Molds were the one great hazard to Fleming’s lab operation. Fleming’s lab alternated between being drafty and stuffy, depending on the weather and how hard the boiler worked next door. His only ventilation was a pair of windows that opened at ground level to the parklike gardens of the hospital. Afternoon breezes blew leaves, dust, and a great variety of airborne molds through those windows. It seemed impossible to keep molds from drifting into, and contaminating, most of the bacteria Fleming tried to grow.
On September 28, 1928, Fleming’s heart sank as he realized that a prized dish of pure (and deadly) staphylococci bacteria had been ruined by a strange, green mold. The mold must have floated into the dish sometime early the previous evening and had been multiplying since then. Greenish mold fuzz now covered half the dish.
Fleming grunted and sighed. Then he froze. Where this strange green mold had grown, the staphylococci bacteria had simply disappeared. Even bacteria more than an inch from the mold had turned transparent and sickly.
What kind of mold could destroy one of the most hearty, tenacious, and deadly bacteria on earth? No other substance then known to man could attack staphylococci so successfully.
It took two weeks for Fleming to isolate and culture enough of the tough green mold to complete an identification: Penicillium notatum. Within a month he had discovered that the mold secreted a substance that killed bacteria. He began to call this substance “penicillin.”
Through culture dish experiments he discovered that penicillin could easily destroy all the common human-killing bacteria, staphylococci, streptococci, pneumococci, even the toughest of all, the bacilli of diphtheria. The only bacterium penicillin fought but did not destroy was the weak, sensitive bacterium that caused influenza (flu).
Fleming spent six months testing penicillin on rabbits to establish that the drug was safe for human use before, in late 1929, announcing the discovery of his miracle mold that had drifted in the window.
However, penicillin was difficult and slow to grow. It worked wonders but was available in such small quantities that it did little practical good. In 1942 Dorothy Hodgkin, a British researcher, developed a new process, called X-ray crystalography, to decipher the structure of a penicillin molecule.
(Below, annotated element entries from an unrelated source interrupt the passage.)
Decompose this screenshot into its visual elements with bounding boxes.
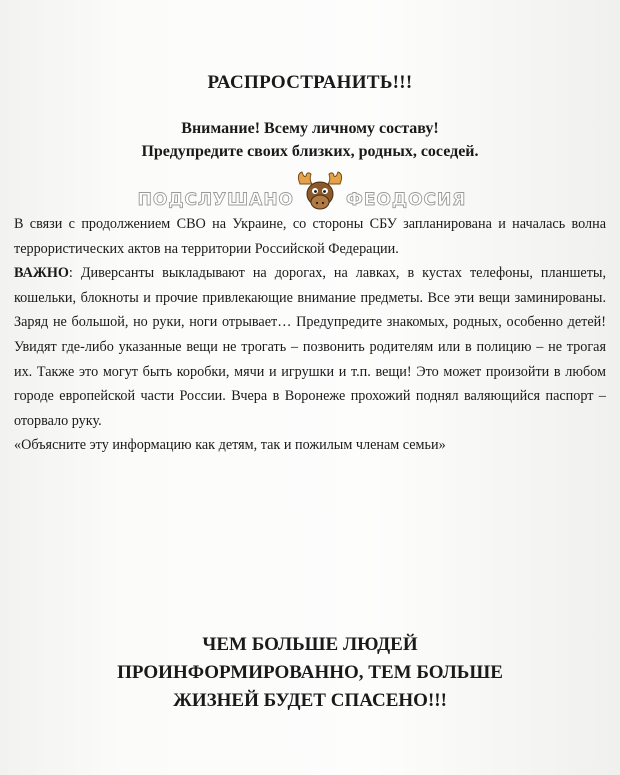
- important-label: ВАЖНО: [14, 265, 69, 282]
- footer-line-3: ЖИЗНЕЙ БУДЕТ СПАСЕНО!!!: [173, 690, 447, 711]
- document-subtitle-line2: Предупредите своих близких, родных, соседей.: [141, 143, 479, 160]
- footer-line-1: ЧЕМ БОЛЬШЕ ЛЮДЕЙ: [202, 634, 418, 655]
- paragraph-1: В связи с продолжением СВО на Украине, со стороны СБУ запланирована и началась волна террористических актов на территории Российской Федерации.: [14, 216, 606, 257]
- watermark: [0, 170, 620, 214]
- moose-icon: [298, 172, 341, 209]
- document-footer: [0, 631, 620, 715]
- document-title: РАСПРОСТРАНИТЬ!!!: [207, 72, 413, 93]
- paragraph-3: «Объясните эту информацию как детям, так и пожилым членам семьи»: [14, 437, 446, 454]
- document-body: [14, 212, 606, 458]
- paragraph-2: [14, 261, 606, 433]
- watermark-left-text: ПОДСЛУШАНО: [137, 190, 294, 210]
- document-subtitle-line1: Внимание! Всему личному составу!: [181, 120, 439, 137]
- watermark-right-text: ФЕОДОСИЯ: [346, 190, 467, 210]
- paragraph-2-text: : Диверсанты выкладывают на дорогах, на лавках, в кустах телефоны, планшеты, кошельки, блокноты и прочие привлекающие внимание предметы. Все эти вещи заминированы. Заряд не большой, но руки, ноги отрывает… Предупредите знакомых, родных, особенно детей! Увидят где-либо указанные вещи не трогать – позвонить родителям или в полицию – не трогая их. Также это могут быть коробки, мячи и игрушки и т.п. вещи! Это может произойти в любом городе европейской части России. Вчера в Воронеже прохожий поднял валяющийся паспорт – оторвало руку.: [14, 265, 606, 429]
- footer-line-2: ПРОИНФОРМИРОВАННО, ТЕМ БОЛЬШЕ: [117, 662, 503, 683]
It took her 15 months and thousands of X-ray images of the molecules in a penicillin crystal to identify each of the 35 atoms in a penicillin molecule. Dr. Hodgkin was awarded the 1964 Nobel Prize for her work.
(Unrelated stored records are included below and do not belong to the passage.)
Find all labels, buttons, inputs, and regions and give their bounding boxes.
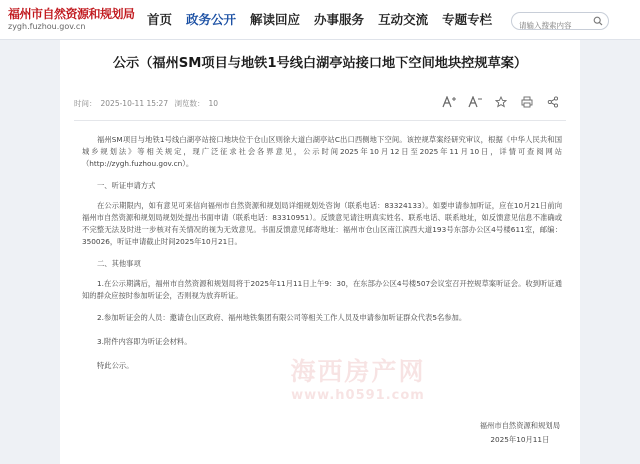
publish-time: 2025-10-11 15:27 bbox=[100, 99, 169, 108]
search-input[interactable] bbox=[512, 18, 590, 34]
nav-interaction[interactable]: 互动交流 bbox=[378, 12, 429, 27]
search-icon[interactable] bbox=[593, 16, 603, 26]
nav-government-affairs[interactable]: 政务公开 bbox=[186, 12, 237, 27]
section-heading-other: 二、其他事项 bbox=[97, 259, 141, 268]
search-box bbox=[511, 12, 609, 30]
view-count: 10 bbox=[208, 99, 219, 108]
signature bbox=[480, 419, 560, 447]
nav-special-topics[interactable]: 专题专栏 bbox=[442, 12, 493, 27]
paragraph-item-3: 3.附件内容即为听证会材料。 bbox=[97, 337, 192, 346]
article-panel bbox=[60, 40, 580, 464]
star-icon[interactable] bbox=[488, 95, 514, 109]
site-logo[interactable] bbox=[8, 7, 136, 32]
divider bbox=[74, 120, 566, 121]
views-label: 浏览数： bbox=[174, 99, 205, 108]
logo-url: zygh.fuzhou.gov.cn bbox=[8, 22, 86, 31]
paragraph-closing: 特此公示。 bbox=[97, 361, 134, 370]
site-header bbox=[0, 0, 640, 40]
nav-home[interactable]: 首页 bbox=[147, 12, 173, 27]
article-title: 公示（福州SM项目与地铁1号线白湖亭站接口地下空间地块控规草案） bbox=[112, 56, 528, 71]
article-body bbox=[82, 134, 562, 382]
print-icon[interactable] bbox=[514, 95, 540, 109]
paragraph-item-2: 2.参加听证会的人员：邀请仓山区政府、福州地铁集团有限公司等相关工作人员及申请参加听证群众代表5名参加。 bbox=[97, 313, 467, 322]
nav-services[interactable]: 办事服务 bbox=[314, 12, 365, 27]
paragraph-hearing: 在公示期限内，如有意见可来信向福州市自然资源和规划局详细规划处咨询（联系电话：83324133）。如要申请参加听证，应在10月21日前向福州市自然资源和规划局规划处提出书面申请（联系电话：83310951）。反馈意见请注明真实姓名、联系电话、联系地址，如反馈意见信息不准确或不完整无法及时进一步核对有关情况的视为无效意见。书面反馈意见邮寄地址：福州市仓山区南江滨西大道193号东部办公区4号楼611室，邮编：350026，听证申请截止时间2025年10月21日。 bbox=[82, 201, 562, 246]
time-label: 时间： bbox=[74, 99, 97, 108]
font-decrease-icon[interactable] bbox=[462, 95, 488, 109]
article-tools bbox=[436, 95, 566, 109]
logo-title: 福州市自然资源和规划局 bbox=[8, 7, 135, 21]
sign-date: 2025年10月11日 bbox=[490, 435, 550, 444]
main-nav bbox=[140, 0, 499, 40]
sign-org: 福州市自然资源和规划局 bbox=[479, 421, 560, 430]
font-increase-icon[interactable] bbox=[436, 95, 462, 109]
paragraph-item-1: 1.在公示期满后，福州市自然资源和规划局将于2025年11月11日上午9：30，在东部办公区4号楼507会议室召开控规草案听证会。收到听证通知的群众应按时参加听证会，否则视为放弃听证。 bbox=[82, 279, 562, 300]
paragraph-intro: 福州SM项目与地铁1号线白湖亭站接口地块位于仓山区则徐大道白湖亭站C出口西侧地下空间。该控规草案经研究审议，根据《中华人民共和国城乡规划法》等相关规定，现广泛征求社会各界意见，公示时间2025年10月12日至2025年11月10日，详情可查阅网站（http://zygh.fuzhou.gov.cn）。 bbox=[82, 135, 562, 168]
share-icon[interactable] bbox=[540, 95, 566, 109]
section-heading-hearing: 一、听证申请方式 bbox=[97, 181, 156, 190]
article-meta bbox=[74, 98, 222, 109]
nav-interpretation[interactable]: 解读回应 bbox=[250, 12, 301, 27]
American doctors Howard Florey and Ernst Chain were able to use Hodgkin’s map to synthetically produce penicillin molecules in mass production beginning in 1943. For their effort, Florey and Chain were awarded the 1945 Nobel Price in Medicine jointly with Alexander Fleming, the discoverer of penicillin.
American researchers in Peoria, Illinois, were able to develop commercial production of penicillin first, because two of penicillin’s favorite foods turned out to be a strain of local Illinois corn and rotting cantaloupes, donated by a Peoria market. Those food bases helped researchers increase their production of penicillin from 400 million to over 650 billion units a month.